Question écrite n° 23184 de M. Jean Louis Masson (Moselle - NI)

publiée dans le JO Sénat du 18/05/2006 - page 1361

M. Jean Louis Masson attire l'attention de M. le garde des sceaux, ministre de la justice, sur le cas d'une personne ayant un enfant naturel qui est ensuite adopté par le nouveau conjoint de la mère. Si plusieurs années après cette adoption, la mère épouse ce nouveau conjoint, l'enfant est alors considéré comme enfant légitime. Même s'il est âgé de huit ans, de quinze ans ou de vingt ans, les anciens usages législatifs en matière de transmission du nom conduisaient à ce qu'il change obligatoirement de nom pour prendre celui du père adoptif après son mariage avec la mère. Il souhaiterait qu'il lui indique s'il ne pense pas qu'il y a là une atteinte au droit fondamental de la personne car un enfant (qui peut être un adulte) ayant un certain nom peut alors être obligé d'en changer au motif que sa mère et son père adoptif se marient. Le cas échéant, il souhaiterait savoir si une jurisprudence de la Cour européenne des droits de l'homme existe en la matière. Par ailleurs, dans le cadre de la nouvelle loi relative à la transmission du nom, il souhaiterait qu'il lui indique si dorénavant, pour de nouveaux cas de ce type qui pourraient se produire, il y a encore lieu d'obliger l'enfant à changer de nom. Enfin, pour savoir si c'est l'ancienne loi ou la nouvelle loi qui doit être prise en compte, il souhaiterait qu'il lui indique si le fait générateur est l'antériorité de la naissance de l'enfant par rapport à la nouvelle loi, ou seulement l'antériorité du mariage des parents.

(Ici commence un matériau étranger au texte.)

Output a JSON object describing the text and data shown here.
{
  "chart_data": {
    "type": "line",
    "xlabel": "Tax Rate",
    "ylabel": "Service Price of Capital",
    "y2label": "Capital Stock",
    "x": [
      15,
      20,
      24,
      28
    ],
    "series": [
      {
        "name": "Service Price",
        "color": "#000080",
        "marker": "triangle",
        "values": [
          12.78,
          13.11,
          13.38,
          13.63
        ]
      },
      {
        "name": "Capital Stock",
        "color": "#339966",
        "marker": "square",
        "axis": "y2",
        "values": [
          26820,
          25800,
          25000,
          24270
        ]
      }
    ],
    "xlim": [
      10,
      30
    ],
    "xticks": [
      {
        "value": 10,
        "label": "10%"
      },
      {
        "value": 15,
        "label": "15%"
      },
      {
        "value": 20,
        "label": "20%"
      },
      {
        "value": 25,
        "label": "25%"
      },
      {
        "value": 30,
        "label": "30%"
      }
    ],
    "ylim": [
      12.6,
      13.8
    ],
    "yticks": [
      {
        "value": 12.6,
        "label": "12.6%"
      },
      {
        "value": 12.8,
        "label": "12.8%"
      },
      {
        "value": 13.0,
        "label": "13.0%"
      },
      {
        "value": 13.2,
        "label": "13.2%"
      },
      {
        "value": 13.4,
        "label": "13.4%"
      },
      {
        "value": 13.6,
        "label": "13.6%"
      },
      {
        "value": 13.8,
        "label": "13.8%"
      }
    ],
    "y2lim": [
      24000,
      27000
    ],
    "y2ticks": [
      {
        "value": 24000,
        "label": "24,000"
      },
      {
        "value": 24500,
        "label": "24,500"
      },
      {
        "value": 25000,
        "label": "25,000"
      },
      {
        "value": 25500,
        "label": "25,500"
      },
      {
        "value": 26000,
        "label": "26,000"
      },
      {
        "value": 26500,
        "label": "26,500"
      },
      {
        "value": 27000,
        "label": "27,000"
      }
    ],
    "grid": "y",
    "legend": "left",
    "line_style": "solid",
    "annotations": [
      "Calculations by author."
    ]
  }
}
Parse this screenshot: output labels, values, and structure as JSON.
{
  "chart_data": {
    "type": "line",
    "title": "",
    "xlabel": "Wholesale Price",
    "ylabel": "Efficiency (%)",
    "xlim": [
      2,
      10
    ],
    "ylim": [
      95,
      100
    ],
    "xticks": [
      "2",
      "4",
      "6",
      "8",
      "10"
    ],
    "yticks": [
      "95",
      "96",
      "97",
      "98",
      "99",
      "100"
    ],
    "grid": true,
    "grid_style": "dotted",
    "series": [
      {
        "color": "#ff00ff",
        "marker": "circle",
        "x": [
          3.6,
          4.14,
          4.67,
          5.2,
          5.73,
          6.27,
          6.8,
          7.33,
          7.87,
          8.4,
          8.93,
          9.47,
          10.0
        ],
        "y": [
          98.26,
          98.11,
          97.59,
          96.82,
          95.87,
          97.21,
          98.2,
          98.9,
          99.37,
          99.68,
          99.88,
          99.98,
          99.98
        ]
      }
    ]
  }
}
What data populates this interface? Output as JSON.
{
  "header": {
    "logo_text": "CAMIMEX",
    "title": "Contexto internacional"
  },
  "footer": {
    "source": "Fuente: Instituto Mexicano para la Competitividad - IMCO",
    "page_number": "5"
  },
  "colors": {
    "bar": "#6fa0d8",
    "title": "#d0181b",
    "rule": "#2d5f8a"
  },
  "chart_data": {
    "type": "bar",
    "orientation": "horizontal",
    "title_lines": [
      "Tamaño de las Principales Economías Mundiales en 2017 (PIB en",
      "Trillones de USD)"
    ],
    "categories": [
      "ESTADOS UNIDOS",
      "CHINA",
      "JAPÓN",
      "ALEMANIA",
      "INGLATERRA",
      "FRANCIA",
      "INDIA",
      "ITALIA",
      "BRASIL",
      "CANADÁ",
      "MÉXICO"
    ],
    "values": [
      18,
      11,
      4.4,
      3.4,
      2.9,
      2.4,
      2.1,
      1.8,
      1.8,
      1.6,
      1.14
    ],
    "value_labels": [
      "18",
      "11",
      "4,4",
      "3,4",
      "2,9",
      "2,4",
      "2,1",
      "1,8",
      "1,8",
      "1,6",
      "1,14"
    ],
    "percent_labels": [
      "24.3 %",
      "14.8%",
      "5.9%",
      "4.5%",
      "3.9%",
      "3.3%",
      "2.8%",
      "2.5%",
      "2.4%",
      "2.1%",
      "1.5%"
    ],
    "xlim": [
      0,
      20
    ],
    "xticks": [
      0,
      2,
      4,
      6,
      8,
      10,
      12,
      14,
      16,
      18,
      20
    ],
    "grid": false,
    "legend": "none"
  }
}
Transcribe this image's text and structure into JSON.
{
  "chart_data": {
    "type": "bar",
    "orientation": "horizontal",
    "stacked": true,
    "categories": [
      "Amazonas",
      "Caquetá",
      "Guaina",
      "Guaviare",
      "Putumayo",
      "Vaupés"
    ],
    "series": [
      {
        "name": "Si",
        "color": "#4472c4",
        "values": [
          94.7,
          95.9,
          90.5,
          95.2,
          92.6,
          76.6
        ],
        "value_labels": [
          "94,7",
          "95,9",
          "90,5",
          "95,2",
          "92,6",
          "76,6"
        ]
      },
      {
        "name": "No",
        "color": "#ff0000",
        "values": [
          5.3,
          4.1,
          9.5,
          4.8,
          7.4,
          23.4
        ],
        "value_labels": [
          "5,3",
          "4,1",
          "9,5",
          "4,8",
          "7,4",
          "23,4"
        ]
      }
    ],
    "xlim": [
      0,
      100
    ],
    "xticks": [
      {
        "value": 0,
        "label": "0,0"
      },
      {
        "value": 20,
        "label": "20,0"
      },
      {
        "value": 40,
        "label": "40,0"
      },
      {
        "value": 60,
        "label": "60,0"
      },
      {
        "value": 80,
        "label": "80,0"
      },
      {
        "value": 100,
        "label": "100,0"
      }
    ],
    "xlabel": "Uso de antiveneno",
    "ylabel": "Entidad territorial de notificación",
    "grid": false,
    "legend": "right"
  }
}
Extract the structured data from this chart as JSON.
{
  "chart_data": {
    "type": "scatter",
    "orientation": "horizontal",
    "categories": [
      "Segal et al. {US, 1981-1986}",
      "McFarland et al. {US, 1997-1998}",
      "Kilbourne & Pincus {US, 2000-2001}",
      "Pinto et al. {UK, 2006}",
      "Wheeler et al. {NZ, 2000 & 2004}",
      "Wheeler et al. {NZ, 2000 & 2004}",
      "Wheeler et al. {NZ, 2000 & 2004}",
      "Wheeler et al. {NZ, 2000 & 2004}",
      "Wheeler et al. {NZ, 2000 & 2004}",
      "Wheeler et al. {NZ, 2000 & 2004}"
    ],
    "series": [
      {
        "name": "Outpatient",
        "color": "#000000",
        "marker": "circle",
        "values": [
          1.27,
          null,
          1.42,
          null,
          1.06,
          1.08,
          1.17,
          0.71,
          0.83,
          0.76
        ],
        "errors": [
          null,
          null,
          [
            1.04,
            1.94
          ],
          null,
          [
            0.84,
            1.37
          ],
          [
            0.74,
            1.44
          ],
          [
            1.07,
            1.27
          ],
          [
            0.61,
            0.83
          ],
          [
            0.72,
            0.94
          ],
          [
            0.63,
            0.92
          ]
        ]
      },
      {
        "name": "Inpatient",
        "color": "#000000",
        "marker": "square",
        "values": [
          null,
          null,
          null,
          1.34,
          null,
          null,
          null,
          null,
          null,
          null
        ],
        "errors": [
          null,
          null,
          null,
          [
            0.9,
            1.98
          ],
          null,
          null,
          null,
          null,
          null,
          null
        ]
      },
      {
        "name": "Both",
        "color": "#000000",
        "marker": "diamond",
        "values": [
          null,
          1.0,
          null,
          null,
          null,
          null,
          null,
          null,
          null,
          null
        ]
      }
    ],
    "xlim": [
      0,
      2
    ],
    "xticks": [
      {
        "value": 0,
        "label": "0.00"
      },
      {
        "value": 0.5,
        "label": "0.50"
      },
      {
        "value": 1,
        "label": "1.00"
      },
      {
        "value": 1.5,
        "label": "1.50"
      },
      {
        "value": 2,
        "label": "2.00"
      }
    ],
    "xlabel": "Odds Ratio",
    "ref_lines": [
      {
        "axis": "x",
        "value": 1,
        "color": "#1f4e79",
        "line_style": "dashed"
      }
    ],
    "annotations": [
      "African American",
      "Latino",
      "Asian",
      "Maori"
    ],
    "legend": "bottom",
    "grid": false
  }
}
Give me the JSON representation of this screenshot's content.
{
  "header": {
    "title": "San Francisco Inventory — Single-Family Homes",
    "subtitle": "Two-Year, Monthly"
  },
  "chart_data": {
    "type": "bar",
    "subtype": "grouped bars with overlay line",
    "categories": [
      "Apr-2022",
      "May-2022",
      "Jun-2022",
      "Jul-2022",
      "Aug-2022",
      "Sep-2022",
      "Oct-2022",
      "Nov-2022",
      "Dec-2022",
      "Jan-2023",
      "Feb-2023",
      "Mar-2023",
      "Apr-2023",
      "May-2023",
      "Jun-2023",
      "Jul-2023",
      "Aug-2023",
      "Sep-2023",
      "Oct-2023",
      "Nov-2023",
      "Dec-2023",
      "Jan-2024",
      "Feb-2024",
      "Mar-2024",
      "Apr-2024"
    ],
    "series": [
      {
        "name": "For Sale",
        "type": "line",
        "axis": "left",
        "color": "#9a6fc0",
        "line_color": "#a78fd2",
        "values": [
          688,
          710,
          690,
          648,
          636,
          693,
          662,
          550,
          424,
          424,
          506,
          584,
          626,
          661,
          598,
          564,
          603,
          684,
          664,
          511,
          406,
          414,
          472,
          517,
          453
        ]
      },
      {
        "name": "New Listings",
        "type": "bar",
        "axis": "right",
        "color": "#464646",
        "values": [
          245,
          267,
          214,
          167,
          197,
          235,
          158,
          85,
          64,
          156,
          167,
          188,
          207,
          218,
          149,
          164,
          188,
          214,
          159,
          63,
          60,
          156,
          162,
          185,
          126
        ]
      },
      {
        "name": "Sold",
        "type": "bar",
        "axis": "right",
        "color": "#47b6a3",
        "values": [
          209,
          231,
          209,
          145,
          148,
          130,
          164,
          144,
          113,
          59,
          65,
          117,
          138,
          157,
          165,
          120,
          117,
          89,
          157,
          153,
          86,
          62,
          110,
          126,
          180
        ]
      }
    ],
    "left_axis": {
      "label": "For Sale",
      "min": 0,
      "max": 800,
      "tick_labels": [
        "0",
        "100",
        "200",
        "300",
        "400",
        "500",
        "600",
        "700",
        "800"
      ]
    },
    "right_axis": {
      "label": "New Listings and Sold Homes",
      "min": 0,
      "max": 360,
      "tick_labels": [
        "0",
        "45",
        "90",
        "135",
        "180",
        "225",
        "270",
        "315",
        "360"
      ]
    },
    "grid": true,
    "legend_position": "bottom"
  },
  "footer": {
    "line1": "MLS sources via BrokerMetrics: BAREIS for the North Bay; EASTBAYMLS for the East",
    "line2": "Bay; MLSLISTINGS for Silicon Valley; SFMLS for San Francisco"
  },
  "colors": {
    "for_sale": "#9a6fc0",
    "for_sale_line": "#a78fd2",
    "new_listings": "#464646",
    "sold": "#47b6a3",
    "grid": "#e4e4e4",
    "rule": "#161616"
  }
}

Réponse du Ministère de la justice

publiée dans le JO Sénat du 24/08/2006 - page 2223

Le garde des sceaux, ministre de la justice, fait connaître à l'honorable parlementaire que l'adoption d'un enfant né hors mariage par le concubin de la mère a pour effet de modifier son nom. Ainsi, l'adoption plénière confère le nom de l'adoptant à l'adopté. En cas d'adoption simple, le nom de l'adoptant est adjoint à celui de l'adopté, mais le tribunal peut, à la demande de l'adoptant, décider que l'adopté ne portera que le nom de l'adoptant. En toute hypothèse, le mariage ultérieur du parent adoptif avec le parent naturel est sans effet sur le nom de l'enfant adopté qui conserve le nom résultant du jugement d'adoption. La loi n° 2002-304 du 4 mars 2002 relative au nom de famille, modifiée par la loi n° 2003-516 du 18 juin 2003 relative à la dévolution du nom de famille, entrée en vigueur le 1er janvier 2005, n'a pas remis en cause ce principe.